Départements et dettes frauduleuses au revenu de solidarité active
Vincent LouaultLes Indépendants
Sénateur — Indre-et-Loire
La question
M. Vincent Louault interroge Mme la ministre déléguée auprès du ministre de l'intérieur et des outre-mer et du ministre de la transition écologique et de la cohésion des territoires, chargée des collectivités territoriales et de la ruralité sur une disposition législative qui pourrait porter préjudice à l'ensemble des départements et qui est relative aux situations d'effacement de dettes liées à des perceptions indues du revenu de solidarité active (RSA) du fait de manoeuvres frauduleuses.
En effet l'article L. 771- 4 du code de la consommation prévoit que « les dettes ayant pour origine des manoeuvres frauduleuses commises au préjudice des organismes de protection sociale » se trouvent exclues de toute mesure de remise, de rééchelonnement ou d'effacement.
Alors que l'attribution du RSA est gérée et financée par les départements, et non par un organisme social à part entière, il résultait donc de l'application de la loi que les dettes correspondant à des indus de RSA n'étaient pas concernées.
Or par une décision rendue le 12 mai 2023 (Arrêt N° 471606), le Conseil d'État a confirmé la portée restrictive de cette disposition en rappelant que les dettes tenant à un versement indu d'une prestation assurée par un département, même en ayant une origine frauduleuse, n'entrait pas dans le champ de cette disposition, au motif que ceux-ci ne sauraient être considérés comme des « organismes de protection sociale ».

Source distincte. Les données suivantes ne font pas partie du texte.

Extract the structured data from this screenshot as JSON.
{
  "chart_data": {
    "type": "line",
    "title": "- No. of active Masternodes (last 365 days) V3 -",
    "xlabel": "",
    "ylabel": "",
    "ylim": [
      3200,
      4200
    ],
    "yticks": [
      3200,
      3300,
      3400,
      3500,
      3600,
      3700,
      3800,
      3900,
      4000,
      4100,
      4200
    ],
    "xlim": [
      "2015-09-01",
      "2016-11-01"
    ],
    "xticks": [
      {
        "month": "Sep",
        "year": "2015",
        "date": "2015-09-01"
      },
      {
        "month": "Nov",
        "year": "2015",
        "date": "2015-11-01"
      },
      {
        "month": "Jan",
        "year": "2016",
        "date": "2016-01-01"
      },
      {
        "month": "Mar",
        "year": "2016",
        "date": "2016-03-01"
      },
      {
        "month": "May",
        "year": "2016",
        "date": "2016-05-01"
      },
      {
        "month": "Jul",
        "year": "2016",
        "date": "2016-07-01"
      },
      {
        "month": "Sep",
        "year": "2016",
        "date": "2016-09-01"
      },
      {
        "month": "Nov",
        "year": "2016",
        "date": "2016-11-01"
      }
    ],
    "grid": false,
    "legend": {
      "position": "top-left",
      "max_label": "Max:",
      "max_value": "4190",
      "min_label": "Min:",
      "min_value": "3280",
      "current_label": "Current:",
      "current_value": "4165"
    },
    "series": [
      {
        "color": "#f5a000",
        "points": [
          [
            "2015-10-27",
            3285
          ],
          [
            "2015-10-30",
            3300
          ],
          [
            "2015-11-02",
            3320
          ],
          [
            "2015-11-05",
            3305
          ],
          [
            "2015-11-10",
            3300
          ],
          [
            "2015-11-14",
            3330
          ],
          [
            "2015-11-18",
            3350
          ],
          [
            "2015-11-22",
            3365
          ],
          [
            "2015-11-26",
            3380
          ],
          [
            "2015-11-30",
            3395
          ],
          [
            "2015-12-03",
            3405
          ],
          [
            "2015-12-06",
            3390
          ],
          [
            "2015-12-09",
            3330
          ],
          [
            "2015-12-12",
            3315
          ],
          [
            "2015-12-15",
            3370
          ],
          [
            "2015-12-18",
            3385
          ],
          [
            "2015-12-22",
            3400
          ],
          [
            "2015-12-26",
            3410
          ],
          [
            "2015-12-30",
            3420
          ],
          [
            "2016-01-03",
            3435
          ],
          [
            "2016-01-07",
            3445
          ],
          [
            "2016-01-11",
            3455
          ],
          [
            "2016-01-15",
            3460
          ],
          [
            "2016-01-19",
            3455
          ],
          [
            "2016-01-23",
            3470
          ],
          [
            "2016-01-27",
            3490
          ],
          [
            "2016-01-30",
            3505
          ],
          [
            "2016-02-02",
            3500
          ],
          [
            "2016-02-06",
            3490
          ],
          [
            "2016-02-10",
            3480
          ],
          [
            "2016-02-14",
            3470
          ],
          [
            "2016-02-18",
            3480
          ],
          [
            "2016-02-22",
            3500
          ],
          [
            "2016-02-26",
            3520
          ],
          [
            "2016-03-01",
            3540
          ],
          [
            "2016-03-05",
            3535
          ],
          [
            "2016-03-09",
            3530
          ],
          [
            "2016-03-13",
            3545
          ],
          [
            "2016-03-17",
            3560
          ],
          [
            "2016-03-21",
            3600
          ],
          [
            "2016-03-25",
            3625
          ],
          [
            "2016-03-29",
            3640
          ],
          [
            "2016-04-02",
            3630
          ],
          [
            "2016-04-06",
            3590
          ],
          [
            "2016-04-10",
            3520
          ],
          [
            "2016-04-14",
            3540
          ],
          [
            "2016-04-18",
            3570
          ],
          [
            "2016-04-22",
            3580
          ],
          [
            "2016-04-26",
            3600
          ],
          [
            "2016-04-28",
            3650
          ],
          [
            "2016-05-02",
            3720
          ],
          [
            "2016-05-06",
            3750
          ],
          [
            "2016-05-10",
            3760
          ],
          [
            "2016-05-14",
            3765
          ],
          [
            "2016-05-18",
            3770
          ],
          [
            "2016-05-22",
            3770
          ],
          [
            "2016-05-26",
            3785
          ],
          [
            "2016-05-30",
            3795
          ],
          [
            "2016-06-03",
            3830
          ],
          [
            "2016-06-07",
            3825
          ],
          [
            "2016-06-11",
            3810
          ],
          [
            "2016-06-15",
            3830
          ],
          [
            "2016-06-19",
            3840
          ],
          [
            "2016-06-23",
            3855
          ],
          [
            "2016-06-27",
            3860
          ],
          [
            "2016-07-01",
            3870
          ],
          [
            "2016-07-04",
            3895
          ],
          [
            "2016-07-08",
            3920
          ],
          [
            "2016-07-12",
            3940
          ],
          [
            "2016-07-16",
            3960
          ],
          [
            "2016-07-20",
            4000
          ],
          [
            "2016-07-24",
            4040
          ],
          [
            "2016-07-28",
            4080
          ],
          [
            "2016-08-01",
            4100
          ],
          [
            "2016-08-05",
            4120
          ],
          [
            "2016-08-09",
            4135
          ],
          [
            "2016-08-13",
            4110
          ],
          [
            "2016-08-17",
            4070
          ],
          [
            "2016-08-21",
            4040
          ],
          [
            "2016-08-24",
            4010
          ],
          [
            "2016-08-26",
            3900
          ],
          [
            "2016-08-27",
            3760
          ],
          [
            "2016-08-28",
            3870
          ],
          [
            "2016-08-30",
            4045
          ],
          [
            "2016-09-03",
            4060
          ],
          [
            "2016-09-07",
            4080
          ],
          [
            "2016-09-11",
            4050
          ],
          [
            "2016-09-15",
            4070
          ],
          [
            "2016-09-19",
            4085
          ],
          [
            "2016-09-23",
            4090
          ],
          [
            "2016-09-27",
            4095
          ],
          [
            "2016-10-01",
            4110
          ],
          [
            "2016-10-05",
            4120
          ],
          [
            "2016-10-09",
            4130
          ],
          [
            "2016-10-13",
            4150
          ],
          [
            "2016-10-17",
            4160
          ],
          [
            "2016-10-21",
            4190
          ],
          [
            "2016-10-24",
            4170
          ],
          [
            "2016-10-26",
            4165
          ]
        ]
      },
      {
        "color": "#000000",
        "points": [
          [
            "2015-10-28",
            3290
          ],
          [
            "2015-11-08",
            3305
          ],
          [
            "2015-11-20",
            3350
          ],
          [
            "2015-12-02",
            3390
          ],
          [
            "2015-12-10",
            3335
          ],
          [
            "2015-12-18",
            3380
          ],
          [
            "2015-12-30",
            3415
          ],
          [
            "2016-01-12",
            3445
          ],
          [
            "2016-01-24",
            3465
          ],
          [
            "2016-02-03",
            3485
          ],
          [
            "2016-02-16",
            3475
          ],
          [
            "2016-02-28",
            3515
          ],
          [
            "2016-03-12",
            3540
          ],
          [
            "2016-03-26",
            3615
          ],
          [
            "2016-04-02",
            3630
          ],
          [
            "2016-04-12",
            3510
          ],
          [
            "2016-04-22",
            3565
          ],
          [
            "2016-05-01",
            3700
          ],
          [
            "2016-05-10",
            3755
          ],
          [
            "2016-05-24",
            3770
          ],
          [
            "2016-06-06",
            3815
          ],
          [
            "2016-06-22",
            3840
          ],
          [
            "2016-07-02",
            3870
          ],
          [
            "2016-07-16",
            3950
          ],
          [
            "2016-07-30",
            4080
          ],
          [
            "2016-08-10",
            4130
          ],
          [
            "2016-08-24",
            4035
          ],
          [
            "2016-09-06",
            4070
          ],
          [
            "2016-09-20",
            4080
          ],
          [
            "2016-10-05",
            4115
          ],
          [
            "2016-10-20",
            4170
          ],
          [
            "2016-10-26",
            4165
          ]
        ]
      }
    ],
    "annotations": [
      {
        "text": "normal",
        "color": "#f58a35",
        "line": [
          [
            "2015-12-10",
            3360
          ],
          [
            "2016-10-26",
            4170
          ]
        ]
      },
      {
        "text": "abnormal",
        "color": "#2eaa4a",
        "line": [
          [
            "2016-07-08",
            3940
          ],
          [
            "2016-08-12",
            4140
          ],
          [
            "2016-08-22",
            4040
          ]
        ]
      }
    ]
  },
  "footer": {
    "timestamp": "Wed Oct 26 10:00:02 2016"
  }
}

Il semble que les juges de première instance procèdent dorénavant à l'effacement quasi systématique de dettes liées à la perception indue de RSA, soumettant les départements à un préjudice certain. Les départements se trouvent donc dans l'impossibilité de récupérer les dettes des débiteurs alors que leur situation financière est lourdement impactée par la baisse des droits de mutation à titre onéreux (DMTO) et donc soumis à une forte tension.
Ainsi, il souhaite savoir si le Gouvernement compte se saisir de cette question et s'il est envisagé d'étendre l'exception posée au 3° de l'article L. 771-4 du code de la consommation aux collectivités territoriales afin que les versements indus aux origines frauduleuses ne fassent ni l'objet d'une remise, ni d'un rééchelonnement ou effacement.
⏳ Cette question n'a pas encore reçu de réponse du gouvernement.